One such occasion was when we crossed the Arctic Circle, which we celebrated by popping a bottle of bubbly, accompanied by a rousing performance of the Hallelujah chorus. Snoopy of course joined in the celebrations, as did ‘Pig’, a doughty little fellow who has survived a near death experience in a Greek rubbish tip and who accompanies Max on all his adventures. You can see Pig, standing confidently on the mug rack. He has definitely found his sea legs.
Having made a slightly disparaging remark about Snoopy in the last blog, I have been reminded pretty sharpish by Cap’n Tim that Snoopy has in fact crossed the Arctic Circle once before when he was taken on as Able Sea Dog Snoopy, on a trip to the Lofoten Islands. I apologise unreservedly for calling him a ‘pole bagger’.
Although it has not been a long passage, last night was quite wearing, reefed down and beating into a fair Northerly. With five people on board it is not as easy to find comfortable bunks for everyone. Poor James was tipped smartly from his berth in the saloon in the middle of the night, when John and I executed a tack, which involves a whole series of processes and requires some concentration. We were feeling quite pleased with ourselves at a job well done, when we looked below and saw James, cocooned in his sleeping bag scrabbling half on the floor, half in the bunk, trying to extricate himself so he could move across the cabin the new leeward bunk. Kat in the meantime was spending the night trying to wedge herself sideways in the forward cabin, being lifted bodily from her bunk from time to time as we slammed into the occasional rogue wave. She was remarkably cheerful about it all this morning as the photo below testifies.

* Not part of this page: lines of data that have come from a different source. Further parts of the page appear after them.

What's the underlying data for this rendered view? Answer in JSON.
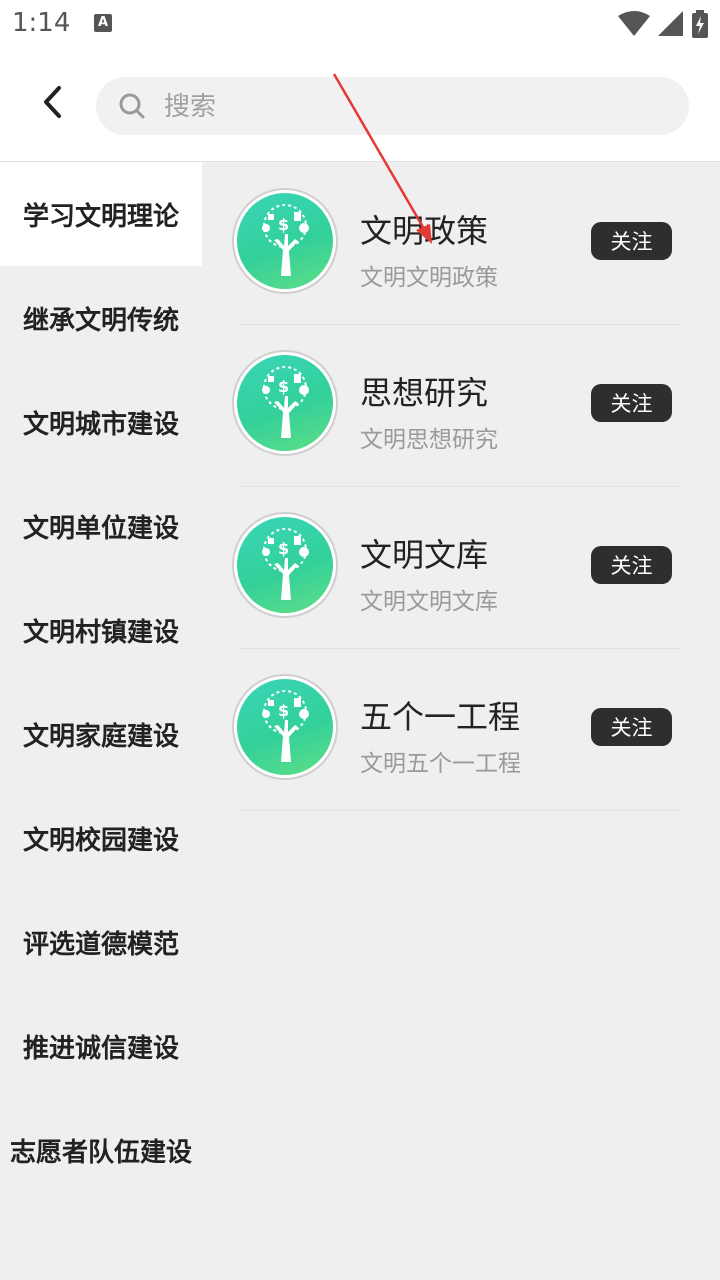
{
  "status_bar": {
    "time": "1:14",
    "notification_icon": "a-icon",
    "icons": [
      "wifi-icon",
      "signal-icon",
      "battery-charging-icon"
    ]
  },
  "header": {
    "back_icon": "chevron-left-icon",
    "search": {
      "icon": "search-icon",
      "placeholder": "搜索",
      "value": ""
    }
  },
  "sidebar": {
    "items": [
      {
        "label": "学习文明理论",
        "active": true
      },
      {
        "label": "继承文明传统",
        "active": false
      },
      {
        "label": "文明城市建设",
        "active": false
      },
      {
        "label": "文明单位建设",
        "active": false
      },
      {
        "label": "文明村镇建设",
        "active": false
      },
      {
        "label": "文明家庭建设",
        "active": false
      },
      {
        "label": "文明校园建设",
        "active": false
      },
      {
        "label": "评选道德模范",
        "active": false
      },
      {
        "label": "推进诚信建设",
        "active": false
      },
      {
        "label": "志愿者队伍建设",
        "active": false
      }
    ]
  },
  "content": {
    "items": [
      {
        "title": "文明政策",
        "subtitle": "文明文明政策",
        "button": "关注",
        "avatar_icon": "money-tree-icon"
      },
      {
        "title": "思想研究",
        "subtitle": "文明思想研究",
        "button": "关注",
        "avatar_icon": "money-tree-icon"
      },
      {
        "title": "文明文库",
        "subtitle": "文明文明文库",
        "button": "关注",
        "avatar_icon": "money-tree-icon"
      },
      {
        "title": "五个一工程",
        "subtitle": "文明五个一工程",
        "button": "关注",
        "avatar_icon": "money-tree-icon"
      }
    ]
  },
  "colors": {
    "follow_button_bg": "#2e2e2e",
    "avatar_green": "#33d09a",
    "annotation_arrow": "#e53935"
  }
}
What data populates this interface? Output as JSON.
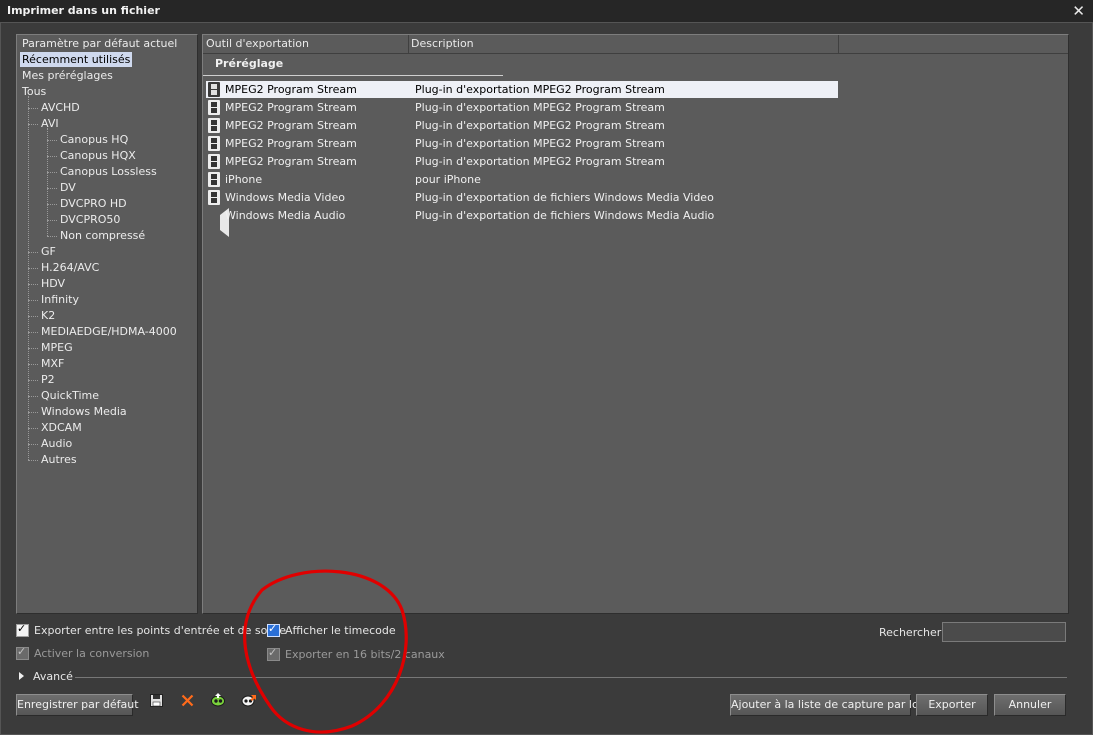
{
  "window": {
    "title": "Imprimer dans un fichier",
    "close_glyph": "✕"
  },
  "tree": {
    "items": [
      {
        "label": "Paramètre par défaut actuel",
        "level": 0,
        "selected": false
      },
      {
        "label": "Récemment utilisés",
        "level": 0,
        "selected": true
      },
      {
        "label": "Mes préréglages",
        "level": 0,
        "selected": false
      },
      {
        "label": "Tous",
        "level": 0,
        "selected": false
      },
      {
        "label": "AVCHD",
        "level": 1,
        "selected": false
      },
      {
        "label": "AVI",
        "level": 1,
        "selected": false
      },
      {
        "label": "Canopus HQ",
        "level": 2,
        "selected": false
      },
      {
        "label": "Canopus HQX",
        "level": 2,
        "selected": false
      },
      {
        "label": "Canopus Lossless",
        "level": 2,
        "selected": false
      },
      {
        "label": "DV",
        "level": 2,
        "selected": false
      },
      {
        "label": "DVCPRO HD",
        "level": 2,
        "selected": false
      },
      {
        "label": "DVCPRO50",
        "level": 2,
        "selected": false
      },
      {
        "label": "Non compressé",
        "level": 2,
        "selected": false
      },
      {
        "label": "GF",
        "level": 1,
        "selected": false
      },
      {
        "label": "H.264/AVC",
        "level": 1,
        "selected": false
      },
      {
        "label": "HDV",
        "level": 1,
        "selected": false
      },
      {
        "label": "Infinity",
        "level": 1,
        "selected": false
      },
      {
        "label": "K2",
        "level": 1,
        "selected": false
      },
      {
        "label": "MEDIAEDGE/HDMA-4000",
        "level": 1,
        "selected": false
      },
      {
        "label": "MPEG",
        "level": 1,
        "selected": false
      },
      {
        "label": "MXF",
        "level": 1,
        "selected": false
      },
      {
        "label": "P2",
        "level": 1,
        "selected": false
      },
      {
        "label": "QuickTime",
        "level": 1,
        "selected": false
      },
      {
        "label": "Windows Media",
        "level": 1,
        "selected": false
      },
      {
        "label": "XDCAM",
        "level": 1,
        "selected": false
      },
      {
        "label": "Audio",
        "level": 1,
        "selected": false
      },
      {
        "label": "Autres",
        "level": 1,
        "selected": false
      }
    ]
  },
  "list": {
    "columns": [
      "Outil d'exportation",
      "Description"
    ],
    "group_label": "Préréglage",
    "rows": [
      {
        "name": "MPEG2 Program Stream",
        "description": "Plug-in d'exportation MPEG2 Program Stream",
        "icon": "film-icon",
        "selected": true
      },
      {
        "name": "MPEG2 Program Stream",
        "description": "Plug-in d'exportation MPEG2 Program Stream",
        "icon": "film-icon",
        "selected": false
      },
      {
        "name": "MPEG2 Program Stream",
        "description": "Plug-in d'exportation MPEG2 Program Stream",
        "icon": "film-icon",
        "selected": false
      },
      {
        "name": "MPEG2 Program Stream",
        "description": "Plug-in d'exportation MPEG2 Program Stream",
        "icon": "film-icon",
        "selected": false
      },
      {
        "name": "MPEG2 Program Stream",
        "description": "Plug-in d'exportation MPEG2 Program Stream",
        "icon": "film-icon",
        "selected": false
      },
      {
        "name": "iPhone",
        "description": "pour iPhone",
        "icon": "film-icon",
        "selected": false
      },
      {
        "name": "Windows Media Video",
        "description": "Plug-in d'exportation de fichiers Windows Media Video",
        "icon": "film-icon",
        "selected": false
      },
      {
        "name": "Windows Media Audio",
        "description": "Plug-in d'exportation de fichiers Windows Media Audio",
        "icon": "speaker-icon",
        "selected": false
      }
    ]
  },
  "options": {
    "export_in_out": {
      "label": "Exporter entre les points d'entrée et de sortie",
      "checked": true,
      "enabled": true
    },
    "enable_conversion": {
      "label": "Activer la conversion",
      "checked": true,
      "enabled": false
    },
    "show_timecode": {
      "label": "Afficher le timecode",
      "checked": true,
      "enabled": true
    },
    "export_16bit": {
      "label": "Exporter en 16 bits/2 canaux",
      "checked": true,
      "enabled": false
    },
    "advanced_label": "Avancé"
  },
  "search": {
    "label": "Rechercher",
    "value": ""
  },
  "toolbar": {
    "save_default_label": "Enregistrer par défaut",
    "icons": [
      "save-icon",
      "delete-icon",
      "import-preset-icon",
      "export-preset-icon"
    ]
  },
  "buttons": {
    "batch_capture": "Ajouter à la liste de capture par lots",
    "export": "Exporter",
    "cancel": "Annuler"
  },
  "colors": {
    "annotation": "#e00000",
    "selection_tree": "#cfd9ee",
    "selection_row": "#eef0f6",
    "checkbox_blue": "#2a6fd6"
  }
}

The repairs we carried out in Nuuk are holding up well. The heating is working and the anchor is firmly secured so we no longer have to endure the excruciating sound of it scraping across the bow roller and then the bang and clang as it gradually loosens its chain. The one thing that continues to give us a problem is the hydro-generator. The new tie-down arrangement devised in Nuuk broke after a few hours in a very moderate sea. We did post a photograph to the manufacturers when ashore to ask their advice and have had an email to say they have a solution that requires a small gizmo that they can easily supply us ‘from stock’. As we don’t know how long we’ll be anywhere or where we will be going next, this is not going to be a solution. We just hope than when we get the photograph that they’ve sent, we’ll be able to fettle something up. We are now reliant on the main engine and the notoriously tricksy Whispergen for our power. The Whispergen is behaving uncharacteristcally well at the moment. Long may it last.
Working with the compass is getting interesting up here. The magnetic variation is a whopping 35 degrees, so magnetic bearings are becoming almost useless. John has now set all the instruments to true directions. We are told that going through the North West Passage, a compass is virtually useless as it effectively wants to point down into the earth. Apparently we will have to rely on GPS when we are there.
We have been eating well, using the meals we prepared in Nuuk and the meals brought out by James and Kat. We have noticed, however, that the quantities of food for five people that were perfectly adequate when sailing in trade winds across the Atlantic Ocean are not sufficient when people are dealing with the cold. We’ve also noticed the restorative powers of a hot meal when you’ve spent a three hour watch out in the clammy fog. Not only do you feel an inner glow, but spirits are immediately lifted. I think the morning porridge regime will start tomorrow!
We tied up alongside Nordlys and Revenge in Aasiaat at 10.00 p.m, sun still shining. The approach was intermittently foggy, so thank goodness for radar and GPS. Celebration took the form of cracking the bottle of Arctic Sloe Gin, kindly provided by Cap’n Tim.